In the reigns of King Rama I and King Rama III of early Rattanakosin period, the temple was restored and rebuilt in some parts with Chinese architecture which was popular during that time. That is way this temple has no gable apex on the roof of the ordination hall like other temples.

Although it is only a small and quiet temple today but there is something interesting that is the place where Buddha's relics are enshrined without being placed in pagoda like other temples.

==Location==
Wat Nang Chi located at the shore of Khlong Dan canal, Soi Thoet Thai 41/1, Pak Khlong Phasi Charoen Subdistrict, Phasi Charoen District, Bangkok's Thonburi side.

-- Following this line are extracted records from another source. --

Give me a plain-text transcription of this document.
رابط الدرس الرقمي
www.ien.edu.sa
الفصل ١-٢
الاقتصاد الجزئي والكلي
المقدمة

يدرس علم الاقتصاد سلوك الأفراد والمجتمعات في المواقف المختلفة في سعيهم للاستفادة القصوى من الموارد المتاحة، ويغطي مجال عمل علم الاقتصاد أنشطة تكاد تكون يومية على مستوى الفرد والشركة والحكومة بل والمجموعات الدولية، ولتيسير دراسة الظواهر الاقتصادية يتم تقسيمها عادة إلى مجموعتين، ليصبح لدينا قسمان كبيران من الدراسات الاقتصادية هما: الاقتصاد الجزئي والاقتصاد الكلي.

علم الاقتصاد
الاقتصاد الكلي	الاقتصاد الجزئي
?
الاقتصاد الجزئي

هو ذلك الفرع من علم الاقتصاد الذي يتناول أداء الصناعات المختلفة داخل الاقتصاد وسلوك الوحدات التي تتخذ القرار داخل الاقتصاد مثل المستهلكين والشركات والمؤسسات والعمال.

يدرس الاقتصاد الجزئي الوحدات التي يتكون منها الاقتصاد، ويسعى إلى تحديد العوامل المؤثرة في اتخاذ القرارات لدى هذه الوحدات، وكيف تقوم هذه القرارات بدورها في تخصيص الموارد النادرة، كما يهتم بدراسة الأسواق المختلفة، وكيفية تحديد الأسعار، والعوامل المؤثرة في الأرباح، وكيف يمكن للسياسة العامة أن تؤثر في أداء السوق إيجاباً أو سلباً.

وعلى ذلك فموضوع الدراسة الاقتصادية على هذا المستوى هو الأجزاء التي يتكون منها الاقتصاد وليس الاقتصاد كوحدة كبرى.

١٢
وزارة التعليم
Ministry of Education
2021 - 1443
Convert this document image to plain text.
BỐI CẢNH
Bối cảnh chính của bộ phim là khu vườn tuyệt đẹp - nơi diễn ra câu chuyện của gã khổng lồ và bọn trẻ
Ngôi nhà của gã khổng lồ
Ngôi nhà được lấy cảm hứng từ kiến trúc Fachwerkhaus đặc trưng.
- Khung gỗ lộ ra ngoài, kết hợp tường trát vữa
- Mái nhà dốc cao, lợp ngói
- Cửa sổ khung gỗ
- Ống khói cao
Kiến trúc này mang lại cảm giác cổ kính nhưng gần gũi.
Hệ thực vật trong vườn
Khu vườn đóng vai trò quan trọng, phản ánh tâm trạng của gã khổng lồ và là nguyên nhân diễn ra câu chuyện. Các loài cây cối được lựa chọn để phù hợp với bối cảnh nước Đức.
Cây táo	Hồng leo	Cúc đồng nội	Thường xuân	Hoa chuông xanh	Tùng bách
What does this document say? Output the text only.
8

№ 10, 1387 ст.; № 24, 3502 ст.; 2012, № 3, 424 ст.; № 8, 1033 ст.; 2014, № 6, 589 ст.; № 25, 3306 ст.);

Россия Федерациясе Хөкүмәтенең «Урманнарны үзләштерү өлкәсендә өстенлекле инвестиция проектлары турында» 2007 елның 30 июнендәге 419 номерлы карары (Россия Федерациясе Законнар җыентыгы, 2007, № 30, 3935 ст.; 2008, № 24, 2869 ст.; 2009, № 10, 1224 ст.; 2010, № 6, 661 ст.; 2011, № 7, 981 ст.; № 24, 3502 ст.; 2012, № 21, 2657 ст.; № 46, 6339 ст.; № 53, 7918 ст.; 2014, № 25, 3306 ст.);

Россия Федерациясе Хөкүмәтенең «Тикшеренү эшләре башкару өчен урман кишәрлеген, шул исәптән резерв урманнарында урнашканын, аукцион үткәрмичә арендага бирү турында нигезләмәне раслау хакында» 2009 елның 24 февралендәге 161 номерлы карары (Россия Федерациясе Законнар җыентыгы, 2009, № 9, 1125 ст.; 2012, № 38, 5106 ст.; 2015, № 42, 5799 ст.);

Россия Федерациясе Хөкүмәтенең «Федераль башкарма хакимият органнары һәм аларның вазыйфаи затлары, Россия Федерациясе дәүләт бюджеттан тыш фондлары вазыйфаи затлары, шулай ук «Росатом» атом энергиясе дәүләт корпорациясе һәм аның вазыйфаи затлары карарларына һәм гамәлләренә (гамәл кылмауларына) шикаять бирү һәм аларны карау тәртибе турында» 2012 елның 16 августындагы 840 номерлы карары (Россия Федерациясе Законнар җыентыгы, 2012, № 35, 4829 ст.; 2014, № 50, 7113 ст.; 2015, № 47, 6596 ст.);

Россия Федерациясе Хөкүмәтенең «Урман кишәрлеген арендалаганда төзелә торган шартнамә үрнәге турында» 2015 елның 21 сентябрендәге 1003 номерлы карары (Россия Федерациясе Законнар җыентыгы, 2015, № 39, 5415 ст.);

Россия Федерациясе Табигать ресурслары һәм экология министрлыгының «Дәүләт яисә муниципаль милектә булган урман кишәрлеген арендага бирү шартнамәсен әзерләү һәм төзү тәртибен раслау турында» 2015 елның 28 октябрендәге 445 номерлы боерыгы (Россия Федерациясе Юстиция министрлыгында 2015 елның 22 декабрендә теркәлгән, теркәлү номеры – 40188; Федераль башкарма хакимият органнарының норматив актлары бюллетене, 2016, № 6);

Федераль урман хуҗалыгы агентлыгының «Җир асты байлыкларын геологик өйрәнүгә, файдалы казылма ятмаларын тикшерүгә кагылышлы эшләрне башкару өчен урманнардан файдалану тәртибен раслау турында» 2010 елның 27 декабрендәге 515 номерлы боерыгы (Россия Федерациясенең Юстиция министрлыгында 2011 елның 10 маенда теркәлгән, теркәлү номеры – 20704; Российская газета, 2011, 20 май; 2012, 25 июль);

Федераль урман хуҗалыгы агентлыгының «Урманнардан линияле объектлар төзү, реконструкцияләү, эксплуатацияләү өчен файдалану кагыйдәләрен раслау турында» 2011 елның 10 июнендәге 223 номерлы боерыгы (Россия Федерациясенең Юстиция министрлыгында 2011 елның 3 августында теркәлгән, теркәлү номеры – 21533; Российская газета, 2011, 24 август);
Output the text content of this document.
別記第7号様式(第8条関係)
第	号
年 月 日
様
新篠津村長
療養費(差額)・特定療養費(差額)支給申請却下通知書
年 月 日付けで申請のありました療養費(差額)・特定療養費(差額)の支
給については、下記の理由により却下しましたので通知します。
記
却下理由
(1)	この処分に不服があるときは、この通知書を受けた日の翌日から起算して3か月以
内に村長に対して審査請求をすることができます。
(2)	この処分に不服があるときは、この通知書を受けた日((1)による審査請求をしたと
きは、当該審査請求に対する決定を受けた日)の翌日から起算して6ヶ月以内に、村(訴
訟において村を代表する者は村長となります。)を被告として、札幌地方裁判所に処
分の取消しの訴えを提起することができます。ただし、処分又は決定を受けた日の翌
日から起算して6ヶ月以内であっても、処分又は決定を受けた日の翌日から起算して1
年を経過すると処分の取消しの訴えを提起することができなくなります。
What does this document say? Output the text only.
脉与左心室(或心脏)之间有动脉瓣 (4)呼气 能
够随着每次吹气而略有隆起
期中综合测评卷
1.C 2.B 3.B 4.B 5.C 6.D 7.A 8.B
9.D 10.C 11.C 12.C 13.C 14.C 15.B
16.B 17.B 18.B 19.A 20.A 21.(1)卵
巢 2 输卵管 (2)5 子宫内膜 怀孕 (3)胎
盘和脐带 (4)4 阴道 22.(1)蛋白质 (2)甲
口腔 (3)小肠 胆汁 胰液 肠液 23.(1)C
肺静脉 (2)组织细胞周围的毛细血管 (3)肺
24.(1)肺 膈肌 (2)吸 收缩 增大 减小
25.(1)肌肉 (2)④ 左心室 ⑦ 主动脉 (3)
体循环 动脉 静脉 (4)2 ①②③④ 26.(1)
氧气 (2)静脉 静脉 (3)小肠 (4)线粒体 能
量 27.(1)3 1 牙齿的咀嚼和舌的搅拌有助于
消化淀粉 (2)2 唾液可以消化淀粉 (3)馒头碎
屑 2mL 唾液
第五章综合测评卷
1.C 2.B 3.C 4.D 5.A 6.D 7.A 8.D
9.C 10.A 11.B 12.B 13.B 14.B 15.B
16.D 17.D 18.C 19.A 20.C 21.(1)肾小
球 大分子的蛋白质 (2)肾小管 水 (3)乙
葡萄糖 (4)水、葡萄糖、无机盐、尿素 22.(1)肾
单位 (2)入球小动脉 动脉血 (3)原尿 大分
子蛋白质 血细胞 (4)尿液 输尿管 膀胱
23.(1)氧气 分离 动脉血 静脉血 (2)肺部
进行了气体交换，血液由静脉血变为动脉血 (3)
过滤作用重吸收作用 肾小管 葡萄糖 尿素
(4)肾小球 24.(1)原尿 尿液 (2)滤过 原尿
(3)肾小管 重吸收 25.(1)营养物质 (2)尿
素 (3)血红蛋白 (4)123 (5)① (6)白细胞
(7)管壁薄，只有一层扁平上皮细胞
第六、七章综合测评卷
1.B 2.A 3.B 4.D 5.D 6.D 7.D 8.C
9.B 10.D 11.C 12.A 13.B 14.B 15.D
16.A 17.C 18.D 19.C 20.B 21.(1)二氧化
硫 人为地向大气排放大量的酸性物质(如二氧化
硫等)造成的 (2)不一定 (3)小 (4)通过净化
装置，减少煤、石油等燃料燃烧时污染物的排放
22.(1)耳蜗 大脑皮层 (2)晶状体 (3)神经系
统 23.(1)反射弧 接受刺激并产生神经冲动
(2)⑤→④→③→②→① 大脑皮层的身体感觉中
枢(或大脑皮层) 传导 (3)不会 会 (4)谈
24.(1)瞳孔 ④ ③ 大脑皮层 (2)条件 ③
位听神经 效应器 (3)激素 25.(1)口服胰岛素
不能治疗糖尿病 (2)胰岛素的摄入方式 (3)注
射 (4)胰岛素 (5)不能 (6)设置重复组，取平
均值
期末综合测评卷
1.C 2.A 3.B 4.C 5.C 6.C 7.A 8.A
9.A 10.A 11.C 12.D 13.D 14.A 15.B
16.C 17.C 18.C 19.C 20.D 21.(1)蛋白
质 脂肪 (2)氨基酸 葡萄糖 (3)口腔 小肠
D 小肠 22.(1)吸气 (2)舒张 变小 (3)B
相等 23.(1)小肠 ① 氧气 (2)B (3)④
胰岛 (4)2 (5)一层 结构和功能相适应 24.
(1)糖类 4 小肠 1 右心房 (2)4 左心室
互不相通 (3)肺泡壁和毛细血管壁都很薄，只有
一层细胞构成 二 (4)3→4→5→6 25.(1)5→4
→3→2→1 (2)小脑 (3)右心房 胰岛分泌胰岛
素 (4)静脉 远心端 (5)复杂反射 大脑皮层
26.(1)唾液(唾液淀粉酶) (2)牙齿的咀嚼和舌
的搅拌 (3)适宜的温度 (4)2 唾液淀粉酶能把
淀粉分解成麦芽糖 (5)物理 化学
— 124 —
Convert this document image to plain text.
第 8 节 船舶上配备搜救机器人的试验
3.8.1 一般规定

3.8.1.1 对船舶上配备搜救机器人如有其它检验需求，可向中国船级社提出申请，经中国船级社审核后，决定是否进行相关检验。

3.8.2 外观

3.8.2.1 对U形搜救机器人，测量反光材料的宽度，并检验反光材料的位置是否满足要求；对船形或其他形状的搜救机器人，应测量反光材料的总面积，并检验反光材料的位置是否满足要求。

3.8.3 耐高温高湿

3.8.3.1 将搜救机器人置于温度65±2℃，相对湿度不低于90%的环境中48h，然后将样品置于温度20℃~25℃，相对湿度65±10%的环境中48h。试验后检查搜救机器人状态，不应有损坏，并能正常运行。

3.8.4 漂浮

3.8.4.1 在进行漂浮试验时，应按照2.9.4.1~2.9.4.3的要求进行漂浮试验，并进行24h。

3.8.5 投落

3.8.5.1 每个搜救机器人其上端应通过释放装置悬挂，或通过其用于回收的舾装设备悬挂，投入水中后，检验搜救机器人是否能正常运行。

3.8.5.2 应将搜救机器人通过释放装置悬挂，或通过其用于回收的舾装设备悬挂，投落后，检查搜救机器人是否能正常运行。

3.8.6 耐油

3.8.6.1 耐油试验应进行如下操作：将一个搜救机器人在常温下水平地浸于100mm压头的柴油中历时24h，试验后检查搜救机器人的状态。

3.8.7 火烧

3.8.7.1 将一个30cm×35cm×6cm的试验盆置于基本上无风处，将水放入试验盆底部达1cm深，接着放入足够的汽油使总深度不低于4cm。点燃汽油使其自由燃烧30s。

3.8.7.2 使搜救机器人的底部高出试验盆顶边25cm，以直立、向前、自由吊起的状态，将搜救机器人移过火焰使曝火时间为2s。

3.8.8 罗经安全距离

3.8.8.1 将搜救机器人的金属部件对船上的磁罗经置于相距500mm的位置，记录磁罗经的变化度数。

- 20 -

The temple and including nearby canals was used as the location for filming The Man with the Golden Gun in 1974, in the boat chase scene.

==Local tradition==
The temple has an annual religion tradition called "Chak Phra", is to invite the Buddha's relics onto a barge decorated with beautiful flowers. Then the barge procession will sail from Khlong Dan turn left into Khlong Bangkok Yai, and enter Khlong Bangkok Noi pass Wat Kai Tia at Khlong Chak Phra before ending at Taling Chan District Office and back on the same day, after the monks had finished lunch together from the merit making of Buddhists by passing through Chao Phraya River and entering the various canals before returning to Wat Nang Chi as usual.

The tradition is held annually on the 2nd day of the waning moon of the 12th Thai lunar month, but today has extended the event to three days to allow people to pay more respect to the Buddha's relics. It is a tradition that treats every year for over 200 years since the early Rattanakosin period and regarded as the only Chak Phra that has occurred in Bangkok.